I might agree that being good at pushing hand does not necessarily mean you are good at fight. But if your pushing hand suck, that surely mean that your taichichuan suck. Plus, if you are pretty good at tuishou, it is likely that you can handle yourself if the opponent is untrained.
I have started a thread in other forum for the exact topic. Here is a very insigtful reply.
[Quote]
I can understand the view of pushing hands as sumo. I saw some of this at a competition a little while back. However, I would make another observation from this same event. These people did not get very far.
Within each weight category, there might be 16 people. Of those some were relative novices and were thrown around easily by the strength guys. However, none of the people just relying on muscle made it past the last 8. Sometimes someone using muscle plus a little technique did well - maybe even winning in some categories.
But let us be honest and say that, if the taiji principles of sung and zhan, nian, lian, sui (stik, adhere, continue, follow) are indeed superior to other approaches, then what is at fault in the above is a lack of skill amongst the rest of the competitors.
We all know the theory that the highest level of skill is borrowing the opponents force so that whatever movement they try, is turned against them and takes them further off balance.
We therefore need to practice against different people, different styles, different abilities, and different degrees of muscle in the technique.
If we lose, just turn around, thank the opponent, and practice harder. If I may quote my teacher:
“I learnt that the Taiji Classics are not mystical tracts but a strictly practical guide to survival under attack. “Pushing hands” is not merely “sensitivity training” (though it encompasses this) but a step by step initiation, through “feeding power”, into the realisation of the techniques encompassed by the set-form. It is not a quaint and outdated co-operative exercise, but the key to “understanding power” (ting jing), both from within and without. “Sticking” allows this power to be controlled and redirected. “Pushing” is controlled striking so that injuries may be avoided.”
===
so, competitive pushing hands gives us an environment in which we can test our understanding and ability, see where we are lacking, and take this away, work on it, and integrate it into our form work.

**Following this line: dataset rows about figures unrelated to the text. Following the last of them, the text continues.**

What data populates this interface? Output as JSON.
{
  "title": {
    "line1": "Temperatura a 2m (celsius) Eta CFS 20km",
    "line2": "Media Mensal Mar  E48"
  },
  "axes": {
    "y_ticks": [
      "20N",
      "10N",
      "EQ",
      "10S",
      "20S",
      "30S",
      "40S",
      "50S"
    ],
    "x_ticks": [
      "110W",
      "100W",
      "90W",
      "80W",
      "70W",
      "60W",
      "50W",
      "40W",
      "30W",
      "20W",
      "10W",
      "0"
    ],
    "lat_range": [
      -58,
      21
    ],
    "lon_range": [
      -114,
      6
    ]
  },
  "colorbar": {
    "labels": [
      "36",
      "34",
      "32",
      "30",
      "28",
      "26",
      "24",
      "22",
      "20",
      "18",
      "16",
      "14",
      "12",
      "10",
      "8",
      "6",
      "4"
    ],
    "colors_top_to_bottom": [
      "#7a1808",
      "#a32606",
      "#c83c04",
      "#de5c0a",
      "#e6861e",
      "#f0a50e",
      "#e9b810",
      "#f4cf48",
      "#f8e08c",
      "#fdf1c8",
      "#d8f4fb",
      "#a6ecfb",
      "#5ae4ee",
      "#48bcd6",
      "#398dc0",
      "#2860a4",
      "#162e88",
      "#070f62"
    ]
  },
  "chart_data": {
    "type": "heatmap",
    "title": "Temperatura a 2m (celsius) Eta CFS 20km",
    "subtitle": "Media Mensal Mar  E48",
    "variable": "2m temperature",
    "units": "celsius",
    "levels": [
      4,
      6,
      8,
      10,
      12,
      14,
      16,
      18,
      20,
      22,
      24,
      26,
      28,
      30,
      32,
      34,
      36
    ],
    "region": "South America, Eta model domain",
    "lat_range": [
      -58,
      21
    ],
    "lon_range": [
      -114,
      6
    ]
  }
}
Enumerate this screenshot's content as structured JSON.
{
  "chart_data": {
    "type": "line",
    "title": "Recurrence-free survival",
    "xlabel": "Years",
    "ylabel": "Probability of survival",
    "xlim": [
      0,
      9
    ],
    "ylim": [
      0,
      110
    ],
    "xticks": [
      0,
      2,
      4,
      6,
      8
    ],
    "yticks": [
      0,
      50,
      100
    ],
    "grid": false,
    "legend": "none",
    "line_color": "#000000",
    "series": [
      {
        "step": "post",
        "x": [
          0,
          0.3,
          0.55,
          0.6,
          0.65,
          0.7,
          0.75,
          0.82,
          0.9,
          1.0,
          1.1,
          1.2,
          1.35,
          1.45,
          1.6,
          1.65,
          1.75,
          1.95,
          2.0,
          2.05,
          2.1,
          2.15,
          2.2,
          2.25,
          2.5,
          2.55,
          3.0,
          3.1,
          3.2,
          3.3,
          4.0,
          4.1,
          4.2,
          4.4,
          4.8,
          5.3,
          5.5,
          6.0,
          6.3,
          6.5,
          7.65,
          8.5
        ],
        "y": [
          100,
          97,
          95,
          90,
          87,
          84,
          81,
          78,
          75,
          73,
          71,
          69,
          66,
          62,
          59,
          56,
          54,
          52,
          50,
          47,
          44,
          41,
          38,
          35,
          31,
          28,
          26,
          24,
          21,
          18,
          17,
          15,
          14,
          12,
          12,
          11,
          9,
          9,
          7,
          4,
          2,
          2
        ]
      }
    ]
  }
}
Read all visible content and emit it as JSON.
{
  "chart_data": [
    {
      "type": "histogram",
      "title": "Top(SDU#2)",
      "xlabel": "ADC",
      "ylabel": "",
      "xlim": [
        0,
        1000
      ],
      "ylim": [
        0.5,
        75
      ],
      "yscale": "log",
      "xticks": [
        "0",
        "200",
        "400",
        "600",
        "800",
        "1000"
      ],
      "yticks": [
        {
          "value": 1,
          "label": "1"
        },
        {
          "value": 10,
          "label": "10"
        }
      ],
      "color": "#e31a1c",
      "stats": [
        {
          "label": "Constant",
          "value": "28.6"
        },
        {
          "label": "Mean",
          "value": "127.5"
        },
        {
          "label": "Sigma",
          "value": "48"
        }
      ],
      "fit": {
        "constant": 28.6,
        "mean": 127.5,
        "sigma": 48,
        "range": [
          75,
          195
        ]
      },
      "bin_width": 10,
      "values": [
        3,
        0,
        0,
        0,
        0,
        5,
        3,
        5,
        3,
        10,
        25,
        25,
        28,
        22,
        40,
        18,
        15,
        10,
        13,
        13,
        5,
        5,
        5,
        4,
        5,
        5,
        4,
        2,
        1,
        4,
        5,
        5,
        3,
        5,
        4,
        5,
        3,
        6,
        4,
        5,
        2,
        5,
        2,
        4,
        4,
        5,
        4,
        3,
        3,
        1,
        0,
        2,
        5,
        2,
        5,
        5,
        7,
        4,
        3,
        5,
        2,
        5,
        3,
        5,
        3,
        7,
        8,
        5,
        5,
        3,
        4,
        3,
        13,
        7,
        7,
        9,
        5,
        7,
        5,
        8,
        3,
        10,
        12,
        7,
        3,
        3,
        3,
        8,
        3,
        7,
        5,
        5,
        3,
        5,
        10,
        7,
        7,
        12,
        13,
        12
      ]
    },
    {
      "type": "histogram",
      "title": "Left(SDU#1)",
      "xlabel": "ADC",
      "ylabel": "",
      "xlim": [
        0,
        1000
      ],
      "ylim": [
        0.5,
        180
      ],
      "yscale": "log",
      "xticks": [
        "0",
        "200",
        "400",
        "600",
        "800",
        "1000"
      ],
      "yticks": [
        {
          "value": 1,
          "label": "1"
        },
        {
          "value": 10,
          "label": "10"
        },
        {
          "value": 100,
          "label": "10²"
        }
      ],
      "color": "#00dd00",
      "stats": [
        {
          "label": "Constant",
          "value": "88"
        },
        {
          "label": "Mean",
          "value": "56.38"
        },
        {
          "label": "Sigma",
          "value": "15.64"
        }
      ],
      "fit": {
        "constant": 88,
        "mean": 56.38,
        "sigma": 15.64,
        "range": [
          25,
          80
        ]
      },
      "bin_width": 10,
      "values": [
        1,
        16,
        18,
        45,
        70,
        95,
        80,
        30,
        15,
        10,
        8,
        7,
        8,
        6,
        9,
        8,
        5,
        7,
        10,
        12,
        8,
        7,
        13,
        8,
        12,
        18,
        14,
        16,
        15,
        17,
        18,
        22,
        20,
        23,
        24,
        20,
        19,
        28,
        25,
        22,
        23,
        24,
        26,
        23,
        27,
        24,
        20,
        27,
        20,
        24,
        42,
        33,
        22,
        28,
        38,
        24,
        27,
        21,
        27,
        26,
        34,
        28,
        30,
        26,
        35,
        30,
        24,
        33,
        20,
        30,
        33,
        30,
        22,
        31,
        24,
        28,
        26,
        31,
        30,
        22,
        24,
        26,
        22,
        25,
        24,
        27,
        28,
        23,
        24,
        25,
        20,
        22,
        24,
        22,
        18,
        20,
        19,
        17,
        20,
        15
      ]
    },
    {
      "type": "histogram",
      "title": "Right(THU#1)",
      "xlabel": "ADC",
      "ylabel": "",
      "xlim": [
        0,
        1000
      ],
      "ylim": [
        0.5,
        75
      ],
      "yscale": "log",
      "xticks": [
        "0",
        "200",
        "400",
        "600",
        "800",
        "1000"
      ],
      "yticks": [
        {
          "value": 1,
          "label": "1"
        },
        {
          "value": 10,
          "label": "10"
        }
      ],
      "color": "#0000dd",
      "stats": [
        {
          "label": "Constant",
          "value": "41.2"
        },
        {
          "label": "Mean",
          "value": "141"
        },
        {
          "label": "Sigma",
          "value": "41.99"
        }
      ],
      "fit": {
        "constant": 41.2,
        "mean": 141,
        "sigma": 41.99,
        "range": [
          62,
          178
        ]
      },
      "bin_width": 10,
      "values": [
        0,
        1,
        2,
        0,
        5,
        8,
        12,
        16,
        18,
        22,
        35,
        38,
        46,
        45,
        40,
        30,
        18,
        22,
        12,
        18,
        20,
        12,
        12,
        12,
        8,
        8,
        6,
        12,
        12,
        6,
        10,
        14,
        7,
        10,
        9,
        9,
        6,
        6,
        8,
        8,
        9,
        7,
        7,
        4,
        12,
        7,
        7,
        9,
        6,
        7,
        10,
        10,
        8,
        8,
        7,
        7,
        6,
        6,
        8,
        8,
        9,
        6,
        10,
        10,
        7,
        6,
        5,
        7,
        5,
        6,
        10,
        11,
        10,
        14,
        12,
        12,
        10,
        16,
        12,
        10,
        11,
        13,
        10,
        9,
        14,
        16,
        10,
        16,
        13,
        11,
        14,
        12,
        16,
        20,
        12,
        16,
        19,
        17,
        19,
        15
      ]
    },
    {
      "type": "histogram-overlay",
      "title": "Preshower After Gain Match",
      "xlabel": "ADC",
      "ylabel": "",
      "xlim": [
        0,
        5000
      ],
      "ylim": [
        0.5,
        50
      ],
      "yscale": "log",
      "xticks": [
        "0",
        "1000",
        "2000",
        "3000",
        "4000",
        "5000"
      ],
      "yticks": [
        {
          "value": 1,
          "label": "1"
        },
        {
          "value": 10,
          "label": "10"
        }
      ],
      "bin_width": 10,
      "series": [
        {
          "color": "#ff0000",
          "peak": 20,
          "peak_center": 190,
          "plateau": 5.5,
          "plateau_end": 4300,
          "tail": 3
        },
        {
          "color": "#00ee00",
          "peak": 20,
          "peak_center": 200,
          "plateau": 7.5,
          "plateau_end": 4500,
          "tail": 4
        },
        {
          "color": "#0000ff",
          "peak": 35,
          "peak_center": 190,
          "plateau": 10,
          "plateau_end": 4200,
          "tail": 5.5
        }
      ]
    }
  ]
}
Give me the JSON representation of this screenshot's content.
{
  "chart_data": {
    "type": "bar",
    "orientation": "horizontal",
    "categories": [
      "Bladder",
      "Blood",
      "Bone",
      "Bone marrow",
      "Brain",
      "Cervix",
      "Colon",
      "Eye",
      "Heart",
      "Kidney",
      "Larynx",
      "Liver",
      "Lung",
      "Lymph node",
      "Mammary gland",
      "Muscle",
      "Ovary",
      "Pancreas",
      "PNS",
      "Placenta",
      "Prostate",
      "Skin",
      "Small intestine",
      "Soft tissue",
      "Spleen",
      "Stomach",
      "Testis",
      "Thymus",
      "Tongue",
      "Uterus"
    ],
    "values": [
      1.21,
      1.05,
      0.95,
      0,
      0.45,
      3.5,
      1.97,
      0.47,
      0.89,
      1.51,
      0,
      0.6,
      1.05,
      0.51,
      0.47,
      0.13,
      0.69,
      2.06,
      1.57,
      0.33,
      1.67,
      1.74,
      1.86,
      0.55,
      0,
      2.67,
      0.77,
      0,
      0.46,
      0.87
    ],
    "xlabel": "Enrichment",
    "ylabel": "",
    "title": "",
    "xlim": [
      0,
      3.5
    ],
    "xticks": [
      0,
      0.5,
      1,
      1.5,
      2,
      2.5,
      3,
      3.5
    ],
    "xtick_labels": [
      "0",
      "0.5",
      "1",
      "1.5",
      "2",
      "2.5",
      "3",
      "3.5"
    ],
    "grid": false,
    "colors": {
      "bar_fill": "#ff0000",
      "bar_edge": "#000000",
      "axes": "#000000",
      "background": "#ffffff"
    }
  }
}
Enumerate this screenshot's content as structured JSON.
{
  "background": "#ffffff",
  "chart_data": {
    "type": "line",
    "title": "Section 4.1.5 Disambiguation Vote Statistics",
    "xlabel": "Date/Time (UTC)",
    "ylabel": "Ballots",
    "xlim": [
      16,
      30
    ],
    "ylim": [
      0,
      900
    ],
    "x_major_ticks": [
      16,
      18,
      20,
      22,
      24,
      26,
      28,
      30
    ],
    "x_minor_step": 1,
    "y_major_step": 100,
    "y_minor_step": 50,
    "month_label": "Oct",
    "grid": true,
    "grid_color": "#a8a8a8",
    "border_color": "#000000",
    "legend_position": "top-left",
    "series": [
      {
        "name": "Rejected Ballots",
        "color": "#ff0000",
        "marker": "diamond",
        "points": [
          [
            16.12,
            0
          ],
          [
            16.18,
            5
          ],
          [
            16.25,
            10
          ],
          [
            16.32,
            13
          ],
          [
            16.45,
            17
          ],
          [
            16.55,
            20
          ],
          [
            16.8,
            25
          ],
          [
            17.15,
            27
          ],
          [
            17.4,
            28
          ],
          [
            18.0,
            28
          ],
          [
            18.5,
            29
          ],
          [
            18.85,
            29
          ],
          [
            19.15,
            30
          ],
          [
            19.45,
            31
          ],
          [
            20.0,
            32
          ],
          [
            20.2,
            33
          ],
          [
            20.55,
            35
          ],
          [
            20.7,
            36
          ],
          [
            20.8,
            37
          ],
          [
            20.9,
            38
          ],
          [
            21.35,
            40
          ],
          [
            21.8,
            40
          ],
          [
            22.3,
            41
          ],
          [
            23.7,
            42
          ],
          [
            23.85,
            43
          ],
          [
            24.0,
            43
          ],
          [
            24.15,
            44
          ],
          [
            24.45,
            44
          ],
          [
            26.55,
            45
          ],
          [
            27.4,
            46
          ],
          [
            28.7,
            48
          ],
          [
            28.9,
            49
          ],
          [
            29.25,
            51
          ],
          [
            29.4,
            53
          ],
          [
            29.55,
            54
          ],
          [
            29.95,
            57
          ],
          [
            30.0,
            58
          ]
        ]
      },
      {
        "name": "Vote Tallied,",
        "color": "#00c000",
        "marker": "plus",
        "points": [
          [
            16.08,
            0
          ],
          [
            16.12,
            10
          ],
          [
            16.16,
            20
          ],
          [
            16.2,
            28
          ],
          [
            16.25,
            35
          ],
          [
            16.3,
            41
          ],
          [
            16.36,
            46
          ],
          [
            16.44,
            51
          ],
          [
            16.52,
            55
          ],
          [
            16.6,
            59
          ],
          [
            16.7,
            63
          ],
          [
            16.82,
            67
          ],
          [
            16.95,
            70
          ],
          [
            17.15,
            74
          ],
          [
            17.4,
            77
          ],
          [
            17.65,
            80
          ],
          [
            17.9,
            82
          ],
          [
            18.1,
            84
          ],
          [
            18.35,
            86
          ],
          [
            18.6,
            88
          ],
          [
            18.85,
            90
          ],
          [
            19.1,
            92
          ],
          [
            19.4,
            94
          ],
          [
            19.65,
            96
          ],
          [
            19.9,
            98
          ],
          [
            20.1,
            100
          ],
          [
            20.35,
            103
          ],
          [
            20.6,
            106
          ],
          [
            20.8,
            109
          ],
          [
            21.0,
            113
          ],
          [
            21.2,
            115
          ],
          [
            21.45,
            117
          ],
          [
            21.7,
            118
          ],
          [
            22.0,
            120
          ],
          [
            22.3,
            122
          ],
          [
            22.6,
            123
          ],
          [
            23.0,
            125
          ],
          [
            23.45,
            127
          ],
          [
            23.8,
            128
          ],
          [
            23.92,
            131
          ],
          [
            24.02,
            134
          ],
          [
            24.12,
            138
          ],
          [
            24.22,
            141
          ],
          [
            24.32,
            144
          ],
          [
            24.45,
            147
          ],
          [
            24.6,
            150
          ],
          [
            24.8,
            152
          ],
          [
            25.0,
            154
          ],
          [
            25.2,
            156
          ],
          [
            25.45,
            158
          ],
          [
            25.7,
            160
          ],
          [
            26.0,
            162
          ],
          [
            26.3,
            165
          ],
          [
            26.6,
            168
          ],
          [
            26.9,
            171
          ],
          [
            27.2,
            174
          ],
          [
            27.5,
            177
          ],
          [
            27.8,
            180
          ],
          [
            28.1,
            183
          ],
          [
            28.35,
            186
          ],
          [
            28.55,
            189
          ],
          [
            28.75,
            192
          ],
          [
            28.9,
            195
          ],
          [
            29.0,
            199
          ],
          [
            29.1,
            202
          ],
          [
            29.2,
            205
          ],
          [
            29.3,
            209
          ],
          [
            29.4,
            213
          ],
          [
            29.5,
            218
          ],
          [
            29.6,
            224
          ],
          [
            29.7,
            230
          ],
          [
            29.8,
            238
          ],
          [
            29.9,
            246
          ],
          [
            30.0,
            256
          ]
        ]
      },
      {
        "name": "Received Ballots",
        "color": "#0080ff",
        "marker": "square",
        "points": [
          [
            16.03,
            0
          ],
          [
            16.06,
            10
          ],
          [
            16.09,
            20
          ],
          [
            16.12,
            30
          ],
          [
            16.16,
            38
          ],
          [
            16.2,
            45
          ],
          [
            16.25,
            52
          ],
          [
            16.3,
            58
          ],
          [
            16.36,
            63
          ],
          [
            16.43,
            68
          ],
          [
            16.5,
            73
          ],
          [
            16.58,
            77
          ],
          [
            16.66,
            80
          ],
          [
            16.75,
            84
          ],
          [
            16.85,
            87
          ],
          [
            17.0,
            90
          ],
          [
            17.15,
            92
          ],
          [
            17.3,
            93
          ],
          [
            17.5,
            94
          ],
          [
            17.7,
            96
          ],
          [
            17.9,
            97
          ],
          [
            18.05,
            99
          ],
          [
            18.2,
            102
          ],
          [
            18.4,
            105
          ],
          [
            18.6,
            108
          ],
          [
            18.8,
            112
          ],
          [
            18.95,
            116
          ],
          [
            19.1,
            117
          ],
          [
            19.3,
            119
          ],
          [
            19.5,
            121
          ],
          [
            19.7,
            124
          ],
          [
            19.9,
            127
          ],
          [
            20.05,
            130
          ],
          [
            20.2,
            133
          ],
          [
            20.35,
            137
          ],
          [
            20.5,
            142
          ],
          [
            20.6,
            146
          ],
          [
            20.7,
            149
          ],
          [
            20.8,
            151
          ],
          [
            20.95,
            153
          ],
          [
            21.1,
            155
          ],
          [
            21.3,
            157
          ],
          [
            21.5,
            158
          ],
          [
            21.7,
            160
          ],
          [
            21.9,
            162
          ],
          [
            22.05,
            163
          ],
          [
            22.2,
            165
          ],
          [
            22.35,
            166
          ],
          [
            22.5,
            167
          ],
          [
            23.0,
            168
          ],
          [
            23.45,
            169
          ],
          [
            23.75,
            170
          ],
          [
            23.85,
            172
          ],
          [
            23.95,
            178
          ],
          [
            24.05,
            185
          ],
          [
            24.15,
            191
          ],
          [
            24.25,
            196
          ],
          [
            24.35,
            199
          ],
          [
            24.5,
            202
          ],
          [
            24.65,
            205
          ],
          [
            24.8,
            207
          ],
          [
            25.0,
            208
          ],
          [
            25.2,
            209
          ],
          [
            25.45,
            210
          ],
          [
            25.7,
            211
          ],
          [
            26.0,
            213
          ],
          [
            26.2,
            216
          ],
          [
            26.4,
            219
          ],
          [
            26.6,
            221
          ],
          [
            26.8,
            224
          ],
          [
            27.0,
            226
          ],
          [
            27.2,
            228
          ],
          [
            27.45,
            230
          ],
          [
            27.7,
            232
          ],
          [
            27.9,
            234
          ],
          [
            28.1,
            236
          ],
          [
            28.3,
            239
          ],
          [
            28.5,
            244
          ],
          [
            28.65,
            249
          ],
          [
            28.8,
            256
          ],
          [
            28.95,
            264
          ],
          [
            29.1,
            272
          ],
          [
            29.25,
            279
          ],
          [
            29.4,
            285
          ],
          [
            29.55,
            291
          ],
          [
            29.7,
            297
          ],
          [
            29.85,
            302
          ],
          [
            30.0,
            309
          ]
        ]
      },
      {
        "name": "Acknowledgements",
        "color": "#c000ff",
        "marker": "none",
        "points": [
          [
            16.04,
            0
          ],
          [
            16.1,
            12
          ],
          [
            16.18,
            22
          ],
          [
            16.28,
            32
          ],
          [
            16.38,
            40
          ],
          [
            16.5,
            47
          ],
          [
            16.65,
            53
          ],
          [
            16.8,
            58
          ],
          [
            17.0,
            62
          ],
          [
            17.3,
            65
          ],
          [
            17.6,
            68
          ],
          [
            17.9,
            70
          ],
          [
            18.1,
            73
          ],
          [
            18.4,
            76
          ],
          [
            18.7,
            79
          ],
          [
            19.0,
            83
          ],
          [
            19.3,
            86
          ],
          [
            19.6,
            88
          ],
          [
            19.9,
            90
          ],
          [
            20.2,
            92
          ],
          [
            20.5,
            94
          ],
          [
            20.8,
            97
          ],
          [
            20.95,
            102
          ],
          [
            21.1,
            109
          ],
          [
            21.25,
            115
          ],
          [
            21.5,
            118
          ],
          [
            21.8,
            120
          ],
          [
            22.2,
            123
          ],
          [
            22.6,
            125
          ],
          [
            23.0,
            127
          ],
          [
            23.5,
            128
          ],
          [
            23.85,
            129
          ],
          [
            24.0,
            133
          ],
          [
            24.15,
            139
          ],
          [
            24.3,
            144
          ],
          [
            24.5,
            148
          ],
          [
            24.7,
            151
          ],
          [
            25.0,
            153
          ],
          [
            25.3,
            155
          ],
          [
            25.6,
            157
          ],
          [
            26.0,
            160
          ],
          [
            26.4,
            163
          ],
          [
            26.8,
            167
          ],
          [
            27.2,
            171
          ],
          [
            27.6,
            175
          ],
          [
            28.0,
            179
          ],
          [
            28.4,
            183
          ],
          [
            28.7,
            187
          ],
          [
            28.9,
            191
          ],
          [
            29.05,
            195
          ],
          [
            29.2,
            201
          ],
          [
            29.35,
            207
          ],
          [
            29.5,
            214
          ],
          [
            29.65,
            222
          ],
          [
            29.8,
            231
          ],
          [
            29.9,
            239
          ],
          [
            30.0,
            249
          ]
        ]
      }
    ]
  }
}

This later is key - pushing hands is but one part, competition but one part of that. It should reflect one’s overal position and level, not trained seperately and considered seperately. If things are seperate, this is the way the form stays full of fluff and lacking the martial, while pushing hands degenerates into wrestling, judo, sumo - and nothing else. (Not to denigrate these arts - see above on honesty if defeated)
Some people at the competition I witnessed, had spent the whole of the preceeding 6 months training specificaly for this event. Personaly, I do not consider this to be increasing the standard of their Taiji - their pushing hands will improve for sure. But if the pushing hands does not come from the form, and the results and experience not fed back into the form, we have not the unity that the philosophical symbol of Taiji embodies.
===
Yes, the rules suck at times. Yes the format could be better organised with public publication of poole tables, everyone pushing in a poole of number of pooles, ranking from this into a knock out etc.
What particularly interested me was a recent change in the moving step rules (was not like this last year) that banned reaching behind the back and leg sweeps. Essentialy this must have been introduced to keep the judo players from stomping all over the taiji guys.
This misses the point about honest competition.
Ah - but it’s not taiji!
Ah - but neither is what you are doing if you lose so easily!
RT
[Quote]
The title of the tread was “Better at PushHand, Better at Taijiquan?”